Education in Denmark is provided free of charge at all levels and there are nine years of compulsory education. Public expenditure on education and training corresponds to 7 per cent of the country's GDP and around 13 per cent of total public expenditure.
Adult learning plays a considerable role in the educational system, and many Danes participate in some kind of formal or informal learning. Denmark is also known for its many local associations and organisations at grass root level.

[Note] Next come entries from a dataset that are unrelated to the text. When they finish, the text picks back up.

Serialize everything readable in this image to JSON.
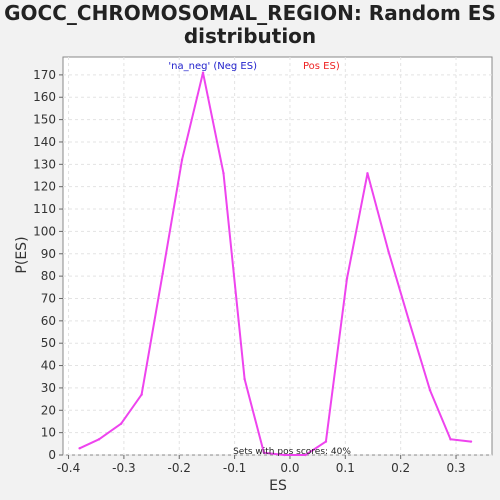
{
  "chart_data": {
    "type": "line",
    "title_line1": "GOCC_CHROMOSOMAL_REGION: Random ES",
    "title_line2": "distribution",
    "xlabel": "ES",
    "ylabel": "P(ES)",
    "xlim": [
      -0.41,
      0.365
    ],
    "ylim": [
      0,
      178
    ],
    "xticks": [
      -0.4,
      -0.3,
      -0.2,
      -0.1,
      0.0,
      0.1,
      0.2,
      0.3
    ],
    "xtick_labels": [
      "-0.4",
      "-0.3",
      "-0.2",
      "-0.1",
      "0.0",
      "0.1",
      "0.2",
      "0.3"
    ],
    "yticks": [
      0,
      10,
      20,
      30,
      40,
      50,
      60,
      70,
      80,
      90,
      100,
      110,
      120,
      130,
      140,
      150,
      160,
      170
    ],
    "grid": true,
    "legend_placement": "top-center",
    "legend": {
      "neg_label": "'na_neg' (Neg ES)",
      "pos_label": "Pos ES)",
      "neg_color": "#2222cc",
      "pos_color": "#ee2222"
    },
    "annotation": "Sets with pos scores: 40%",
    "line_color": "#ee44ee",
    "series": [
      {
        "x": [
          -0.38,
          -0.345,
          -0.305,
          -0.268,
          -0.23,
          -0.195,
          -0.157,
          -0.12,
          -0.082,
          -0.047,
          -0.01,
          0.028,
          0.065,
          0.103,
          0.14,
          0.178,
          0.215,
          0.253,
          0.29,
          0.327
        ],
        "values": [
          3,
          7,
          14,
          27,
          81,
          132,
          171,
          126,
          34,
          1,
          0,
          0,
          6,
          79,
          126,
          91,
          60,
          29,
          7,
          6
        ]
      }
    ]
  }
}
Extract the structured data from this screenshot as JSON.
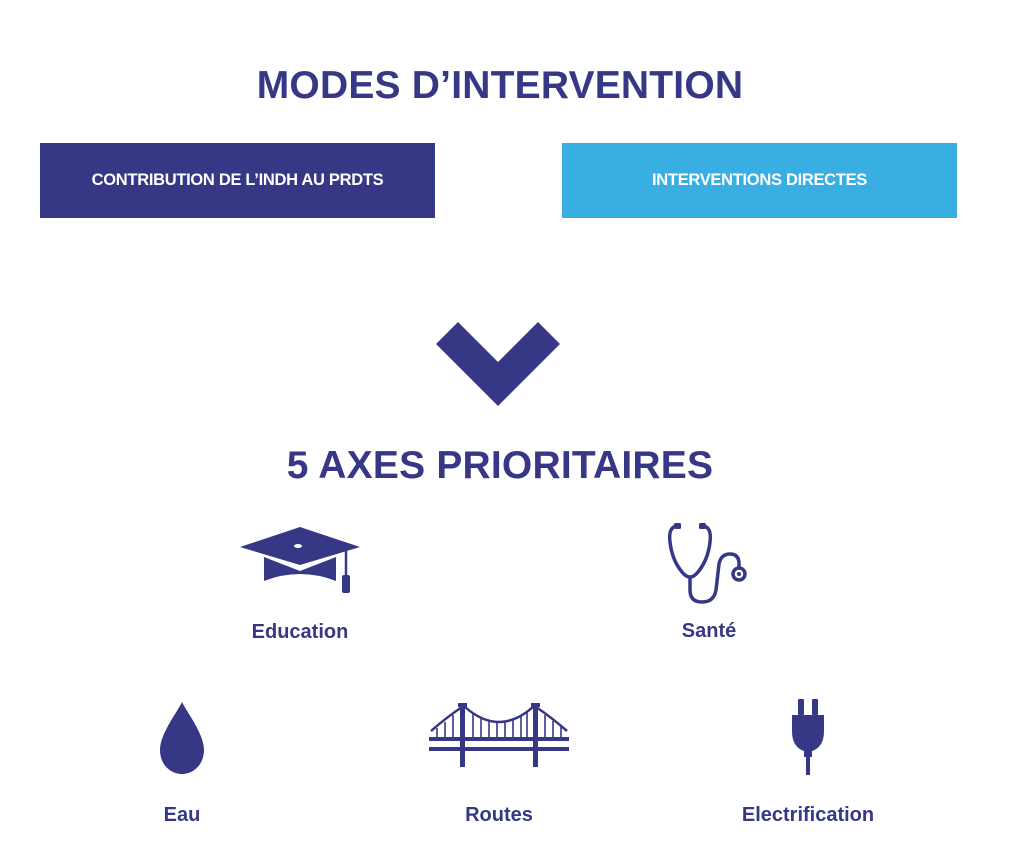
{
  "modes": {
    "title": "MODES D’INTERVENTION",
    "items": [
      {
        "label": "CONTRIBUTION DE L’INDH AU PRDTS",
        "color": "#363886"
      },
      {
        "label": "INTERVENTIONS DIRECTES",
        "color": "#39aee2"
      }
    ]
  },
  "axes": {
    "title": "5 AXES PRIORITAIRES",
    "items": [
      {
        "label": "Education",
        "icon": "graduation-cap-icon"
      },
      {
        "label": "Santé",
        "icon": "stethoscope-icon"
      },
      {
        "label": "Eau",
        "icon": "water-drop-icon"
      },
      {
        "label": "Routes",
        "icon": "bridge-icon"
      },
      {
        "label": "Electrification",
        "icon": "power-plug-icon"
      }
    ]
  },
  "colors": {
    "primary": "#363886",
    "accent": "#39aee2"
  }
}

It is easy to get around in Denmark. You can travel to most cities in Denmark by either train or bus. The transportation infrastructure is well-developed and Danish rail, DSB, as well as various bus companies operate throughout the country.
The capital, Copenhagen, also has a relatively new and small subway, calledthe Metro, with only two lines and a third line opening in 2018. One of the stops is Copenhagen Airport.
You can easily find out which trains or buses to use and their timetables by using the website Rejseplanen.dk. The site has an English version and connects the various Danish bus and train companies.
Most of the citizens in Denmark have their own bike and use it every day as their only means of transport. You might experience, that many of the Danish students bring their bikes to the folk high schools.
If you have a bike and if it is possible it would be a good idea to bring it along. Otherwise, some schools have bikes either to lend or rent for a small fee. On occasion you might be able to borrow a bike from a fellow student.